Sotomayor was sworn into office in 2009 with her mother, Celina Báez, by her side. Sotomayor credits her mother for inspiring her love of books and her desire to excel in school.


The Judge Who Saved Baseball

Sotomayor’s skills as a lawyer and her volunteer work caught the eye of political leaders. In 1992, President George H.W. Bush nominated her to the U.S. District Court for the Southern District of New York City. During her time at this job, Sotomayor heard the 1995 case dealing with a Major League Baseball strike. Team owners had changed rules about players’ salary and free agency without asking the players’ union. Sotomayor decided that it had been wrong for team owners to do this. Her decision ended the strike. The strike had caused the cancellation of the entire 1994 postseason and World Series.

Sonia Sotomayor (top row, third from left) is the first Hispanic American to serve on the Supreme Court.


In 1998, President Bill Clinton appointed Sotomayor to the U.S. Court of Appeals for the Second Circuit.

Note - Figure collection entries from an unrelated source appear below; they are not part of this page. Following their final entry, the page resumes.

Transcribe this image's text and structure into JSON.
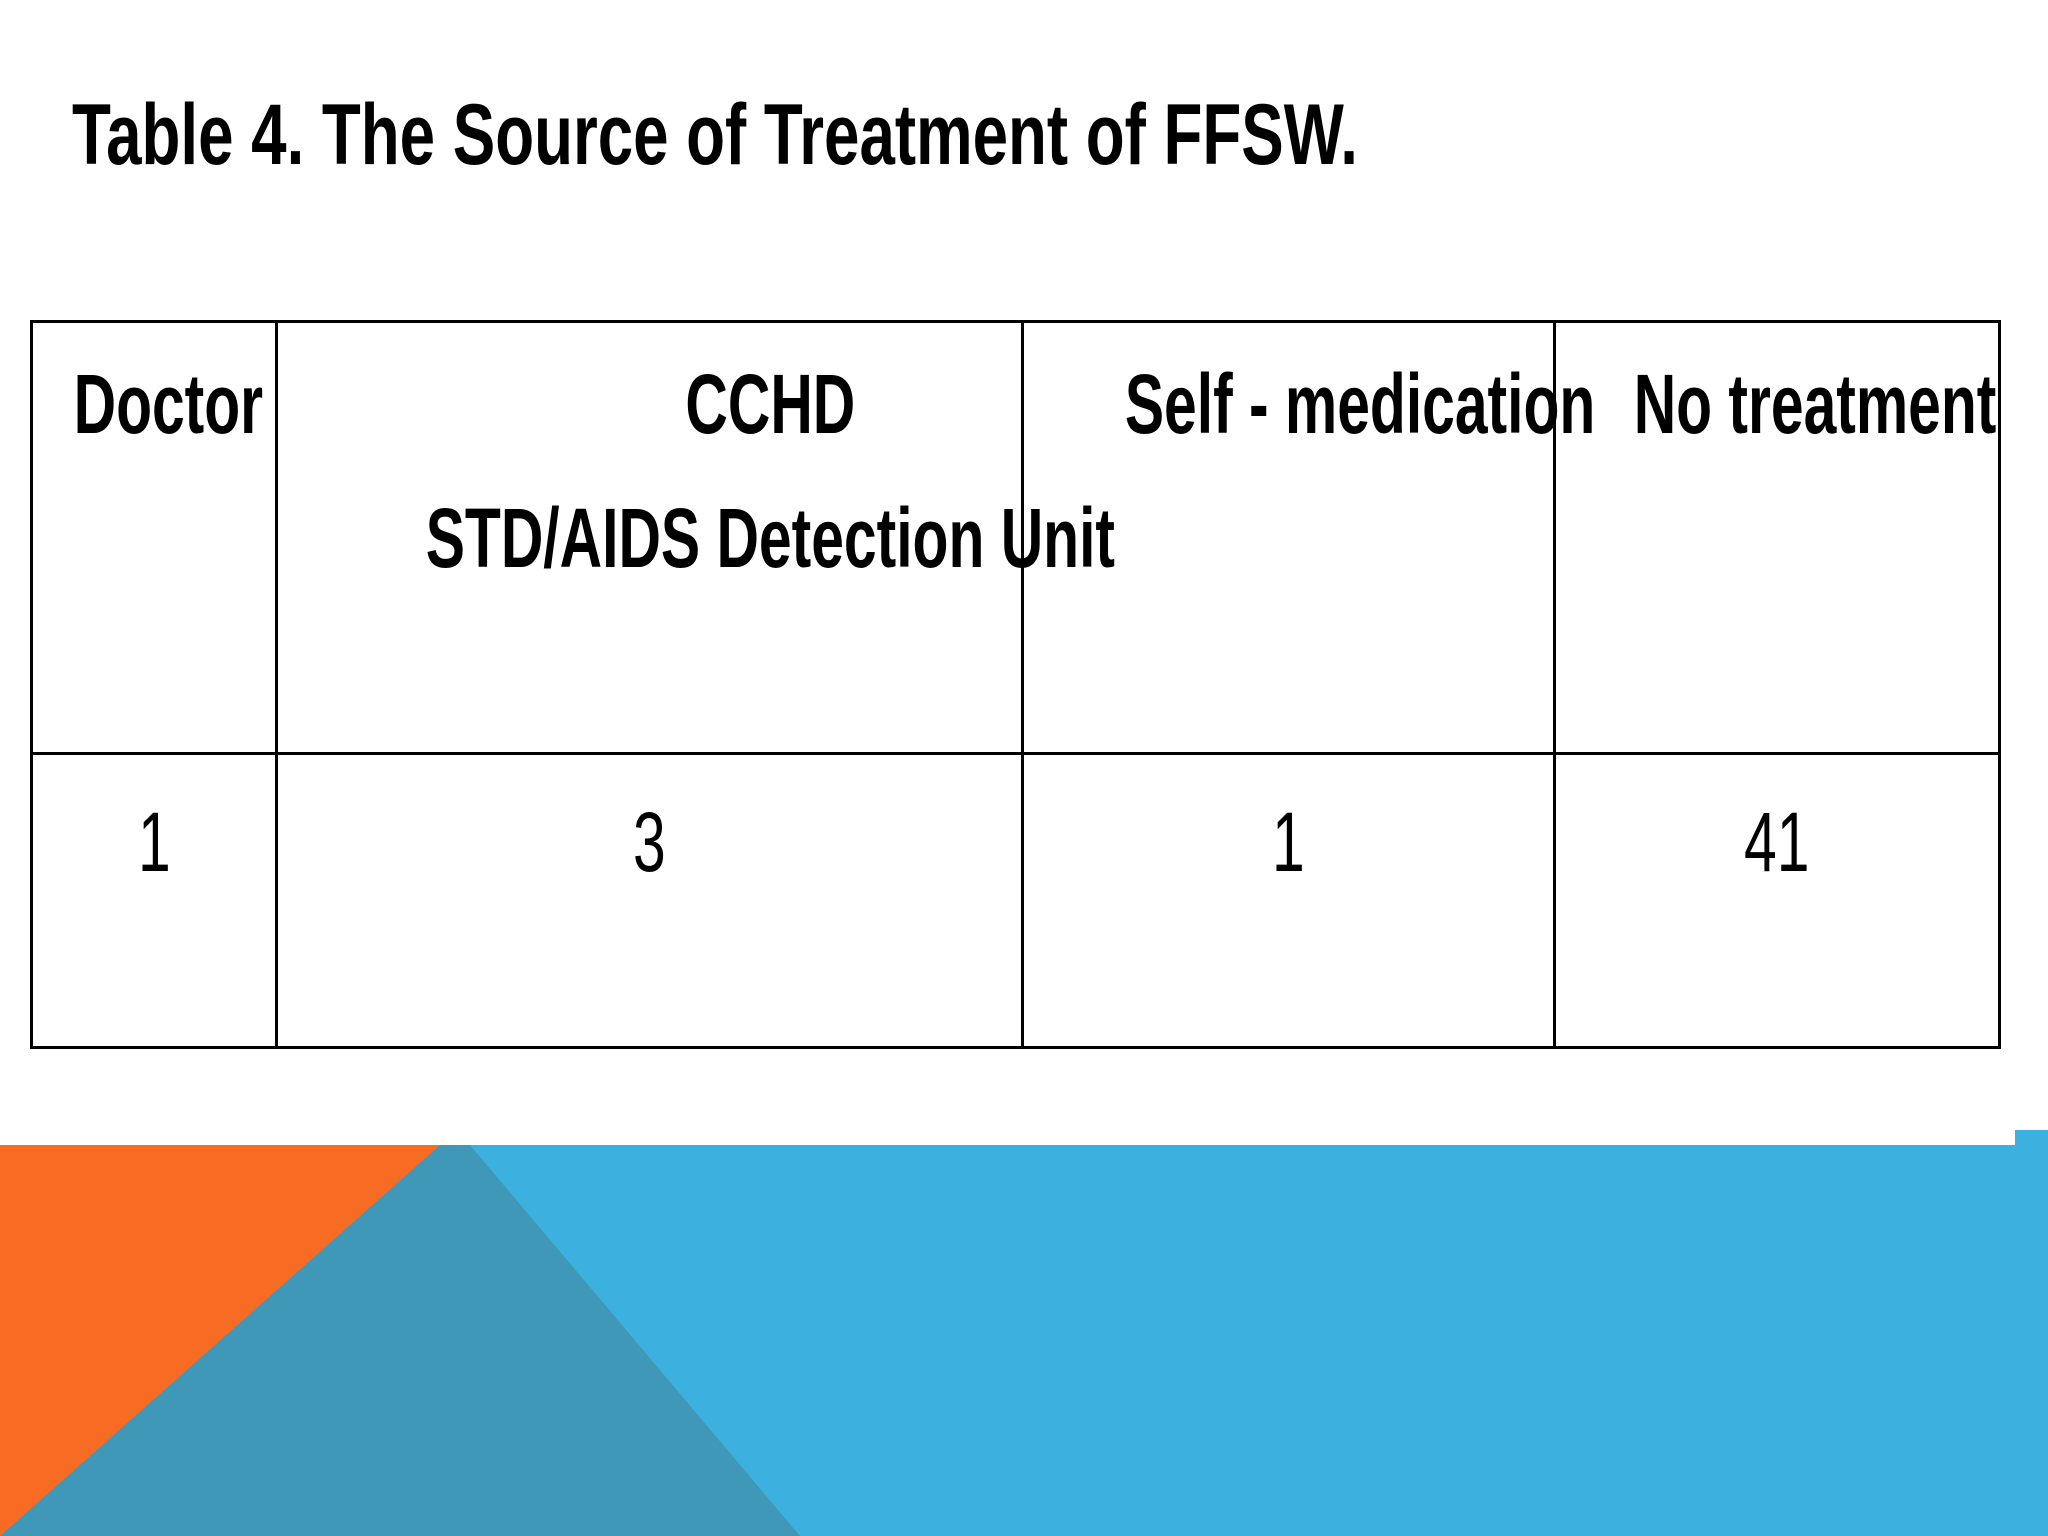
{
  "slide": {
    "title": "Table 4. The Source of Treatment of FFSW."
  },
  "table": {
    "headers": [
      {
        "line1": "Doctor",
        "line2": ""
      },
      {
        "line1": "CCHD",
        "line2": "STD/AIDS Detection Unit"
      },
      {
        "line1": "Self - medication",
        "line2": ""
      },
      {
        "line1": "No treatment",
        "line2": ""
      }
    ],
    "rows": [
      [
        "1",
        "3",
        "1",
        "41"
      ]
    ]
  },
  "decoration": {
    "colors": {
      "orange": "#f86b22",
      "teal_dark": "#3f98b8",
      "blue": "#3cb1e0"
    }
  }
}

In 2009, President Barack Obama called her the judge that “saved baseball” when he nominated her to serve as an associate justice of the Supreme Court. The Senate quickly confirmed her. She joined the court on August 8, 2009. She was the first Hispanic and the third woman to become a Supreme Court justice.

Recently, Justice Sotomayor has presided over Supreme Court cases dealing with issues on privacy, civil rights, and First Amendment rights. In 2013, she published her memoir, My Beloved World.